But this very embeddedness is a source of richness, or so I would like to suggest in this paper. In the case of Heraclitus, one theme in which the issue of listening is again and again embedded is that of wakefulness—a wakefulness that seems to be the necessary context for the very possibility of the listening that Heraclitus has in mind. Accordingly, in this essay I begin with a reflection on the significance of wakefulness in Heraclitus and allow that to lead, as it seems to in his thought, to the question of listening. That allows me in turn to reflect on the profound significance of our choice of metaphors for knowing that Heraclitus’s own choice, listening or hearing, exhibits.
1. Wakefulness
No fewer than eight of the sayings of Heraclitus employ the theme of wakefulness.1 I want to risk considering them together here, in the hope of gaining a certain sense of what is at stake for Heraclitus in so often using this theme and how it plays out in his thinking. It is a risk, of course, because if every text demands interpretation—if no text authoritatively interprets itself—then surely Heraclitus’s text is exemplary in this regard. We have no literally “authoritative” ordering of his sayings, because Heraclitus leaves us no intended ordering; indeed, it is not even clear that he intended a particular ordering at all. Perhaps he wrote in such a way as to demand of the reader that he or she order the sayings in accordance with his or her own listening to the λόγος. In any case, without even an authoritative ordering of the sayings, and writing in short segments that more resemble aphorisms than arguments, Heraclitus virtually demands of us that we self-consciously interpret his work and that we therefore risk doing violence to it every time we select an order to the sayings we consider (and surely every time we consider only some of them). That said, as preparation for the question of listening, let us risk considering those sayings that put into play the theme of wakefulness, risking the following order.

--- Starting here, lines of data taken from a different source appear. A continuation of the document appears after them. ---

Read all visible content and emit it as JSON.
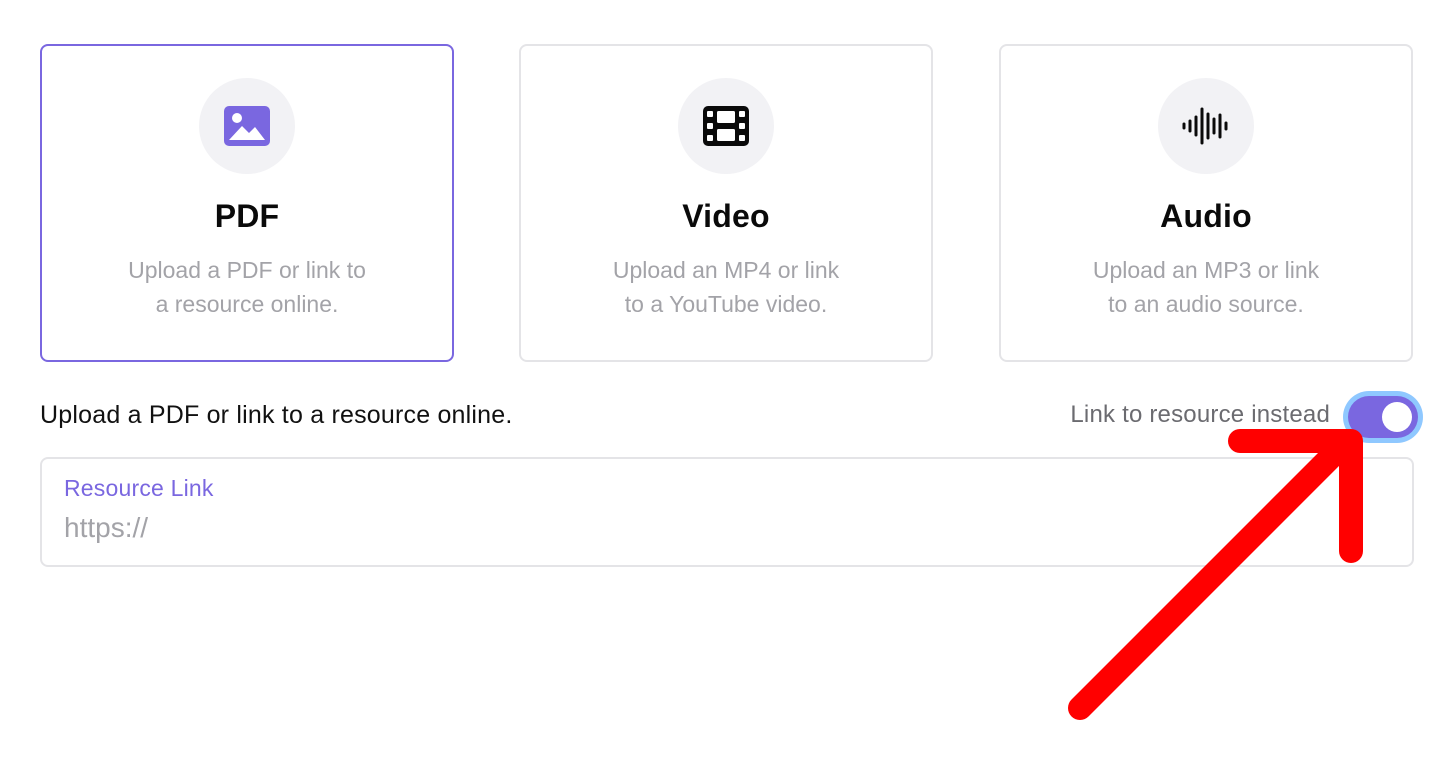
{
  "options": {
    "pdf": {
      "title": "PDF",
      "desc_line1": "Upload a PDF or link to",
      "desc_line2": "a resource online.",
      "icon": "image-icon",
      "selected": true
    },
    "video": {
      "title": "Video",
      "desc_line1": "Upload an MP4 or link",
      "desc_line2": "to a YouTube video.",
      "icon": "film-icon",
      "selected": false
    },
    "audio": {
      "title": "Audio",
      "desc_line1": "Upload an MP3 or link",
      "desc_line2": "to an audio source.",
      "icon": "audio-waveform-icon",
      "selected": false
    }
  },
  "upload": {
    "heading": "Upload a PDF or link to a resource online.",
    "toggle_label": "Link to resource instead",
    "toggle_on": true
  },
  "resource_link": {
    "label": "Resource Link",
    "placeholder": "https://",
    "value": ""
  },
  "colors": {
    "accent": "#7a67e0",
    "toggle_focus_ring": "#8fc8ff",
    "annotation_arrow": "#ff0000"
  }
}
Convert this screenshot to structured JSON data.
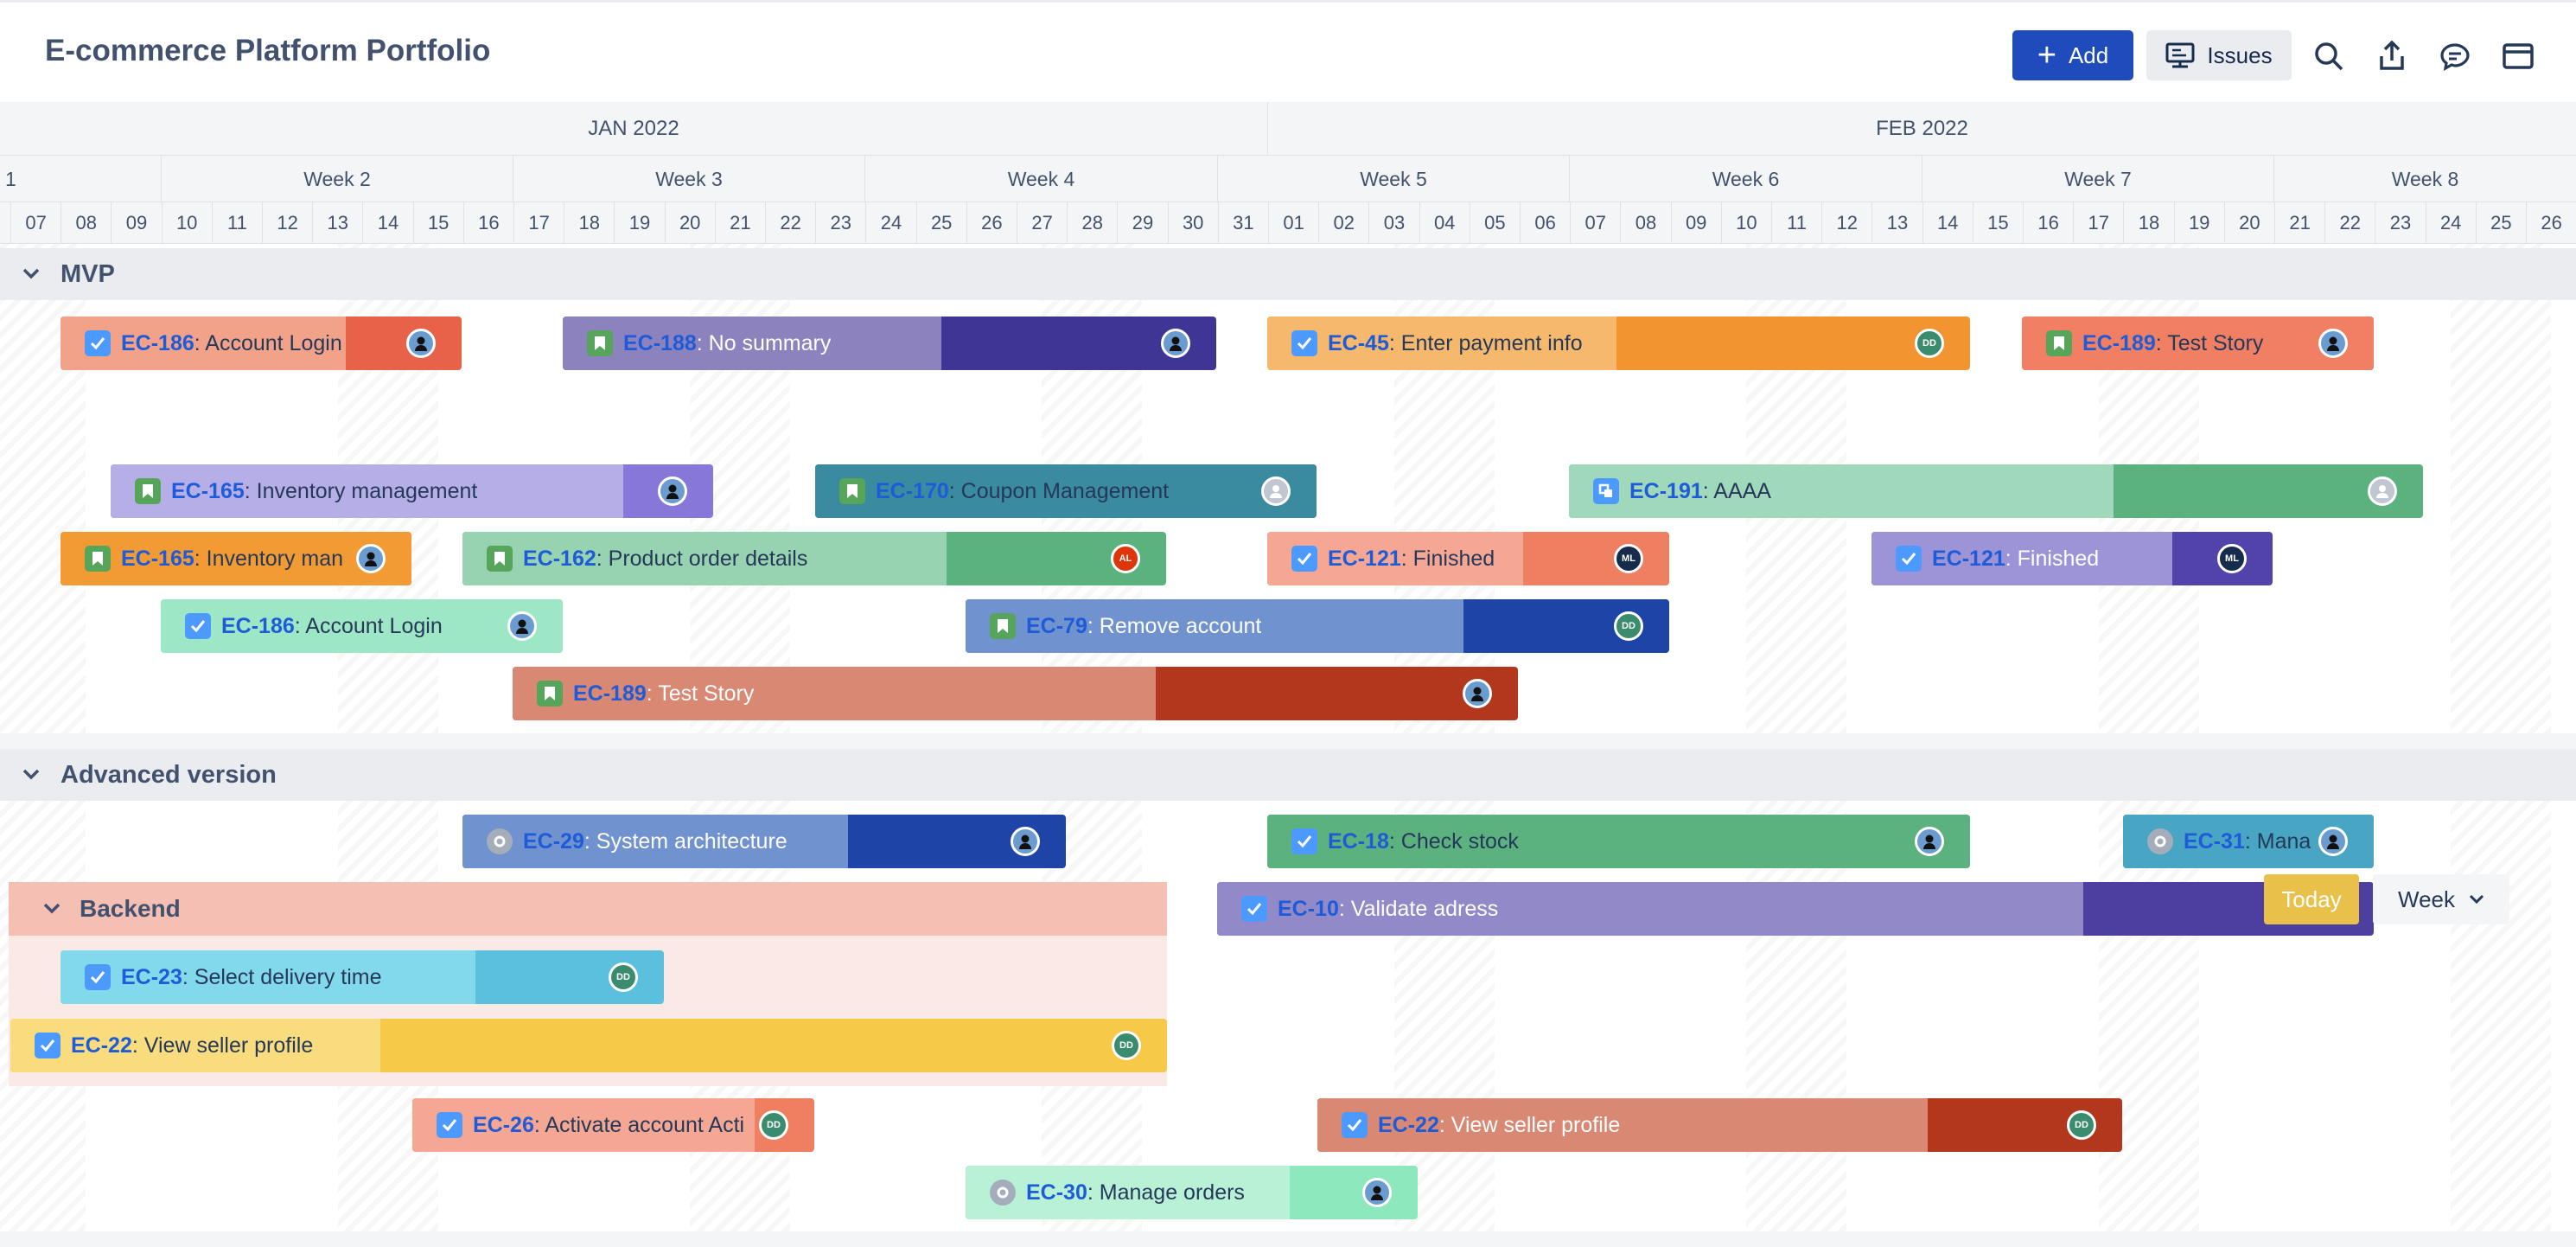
{
  "header": {
    "title": "E-commerce Platform Portfolio",
    "add_label": "Add",
    "issues_label": "Issues",
    "icons": [
      "search-icon",
      "share-icon",
      "comment-icon",
      "panel-icon"
    ]
  },
  "timeline": {
    "months": [
      "JAN 2022",
      "FEB 2022"
    ],
    "weeks": [
      "1",
      "Week 2",
      "Week 3",
      "Week 4",
      "Week 5",
      "Week 6",
      "Week 7",
      "Week 8"
    ],
    "days": [
      "07",
      "08",
      "09",
      "10",
      "11",
      "12",
      "13",
      "14",
      "15",
      "16",
      "17",
      "18",
      "19",
      "20",
      "21",
      "22",
      "23",
      "24",
      "25",
      "26",
      "27",
      "28",
      "29",
      "30",
      "31",
      "01",
      "02",
      "03",
      "04",
      "05",
      "06",
      "07",
      "08",
      "09",
      "10",
      "11",
      "12",
      "13",
      "14",
      "15",
      "16",
      "17",
      "18",
      "19",
      "20",
      "21",
      "22",
      "23",
      "24",
      "25",
      "26"
    ]
  },
  "groups": {
    "mvp": "MVP",
    "advanced": "Advanced version",
    "backend": "Backend"
  },
  "bars": [
    {
      "key": "EC-186",
      "summary": ": Account Login",
      "type": "task",
      "avatar": "person"
    },
    {
      "key": "EC-188",
      "summary": ": No summary",
      "type": "story",
      "avatar": "person"
    },
    {
      "key": "EC-45",
      "summary": ": Enter payment info",
      "type": "task",
      "avatar": "DD"
    },
    {
      "key": "EC-189",
      "summary": ": Test Story",
      "type": "story",
      "avatar": "person"
    },
    {
      "key": "EC-165",
      "summary": ": Inventory management",
      "type": "story",
      "avatar": "person"
    },
    {
      "key": "EC-170",
      "summary": ": Coupon Management",
      "type": "story",
      "avatar": "user"
    },
    {
      "key": "EC-191",
      "summary": ": AAAA",
      "type": "subtask",
      "avatar": "user"
    },
    {
      "key": "EC-165",
      "summary": ": Inventory man",
      "type": "story",
      "avatar": "person"
    },
    {
      "key": "EC-162",
      "summary": ": Product order details",
      "type": "story",
      "avatar": "AL"
    },
    {
      "key": "EC-121",
      "summary": ": Finished",
      "type": "task",
      "avatar": "ML"
    },
    {
      "key": "EC-121",
      "summary": ": Finished",
      "type": "task",
      "avatar": "ML"
    },
    {
      "key": "EC-186",
      "summary": ": Account Login",
      "type": "task",
      "avatar": "person"
    },
    {
      "key": "EC-79",
      "summary": ": Remove account",
      "type": "story",
      "avatar": "DD"
    },
    {
      "key": "EC-189",
      "summary": ": Test Story",
      "type": "story",
      "avatar": "person"
    },
    {
      "key": "EC-29",
      "summary": ": System architecture",
      "type": "other",
      "avatar": "person"
    },
    {
      "key": "EC-18",
      "summary": ": Check stock",
      "type": "task",
      "avatar": "person"
    },
    {
      "key": "EC-31",
      "summary": ": Mana",
      "type": "other",
      "avatar": "person"
    },
    {
      "key": "EC-10",
      "summary": ": Validate adress",
      "type": "task",
      "avatar": "person"
    },
    {
      "key": "EC-23",
      "summary": ": Select delivery time",
      "type": "task",
      "avatar": "DD"
    },
    {
      "key": "EC-22",
      "summary": ": View seller profile",
      "type": "task",
      "avatar": "DD"
    },
    {
      "key": "EC-26",
      "summary": ": Activate account Acti",
      "type": "task",
      "avatar": "DD"
    },
    {
      "key": "EC-22",
      "summary": ": View seller profile",
      "type": "task",
      "avatar": "DD"
    },
    {
      "key": "EC-30",
      "summary": ": Manage orders",
      "type": "other",
      "avatar": "person"
    }
  ],
  "controls": {
    "today_label": "Today",
    "scale_label": "Week"
  }
}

Four of the sayings introduce what I take to be the guiding force of the image of wakefulness, one often still engaged by us today. That is the image of wakefulness as a higher state of consciousness than sleep and therefore a desirable state for which to strive and to preserve. “Sleep” is the obvious contrast here, and Heraclitus often chastises most of us for living in such a way as to be in effect “asleep while awake.” Here are the four basic sayings:
D-K 1: τοῦ δὲ λόγου τοῦδ’ ἐόντοs αἰεὶ ἀξύνετοι γίγονται ἄνθρωποι καὶ πρόσθεν ἢ ἀκοῦσαι καὶ ἀκούσαντεs τὸ πρῶτον. γινομένων γὰρ πάντων κατὰ τὸν λόγον τόνδε ἀπείροισιν ἐοίκασι πειρώμενοι καὶ ἐπέων καὶ ἔργων τοιουτέων ὀκοίων ἐγὼ διηγεῦμαι κατὰ φύσιν διαιρέων ἕκαστον καὶ φράζων ὅκωs ἔχει. τοὺs δὲ ἄλλουs ἀνθρώπουs λανθάνει ὁκόσα ἐγερθέντες ποιοῦσιν ὅκωσπερ ὁκόσα εὕδοντες ἐπιλανθάνονται.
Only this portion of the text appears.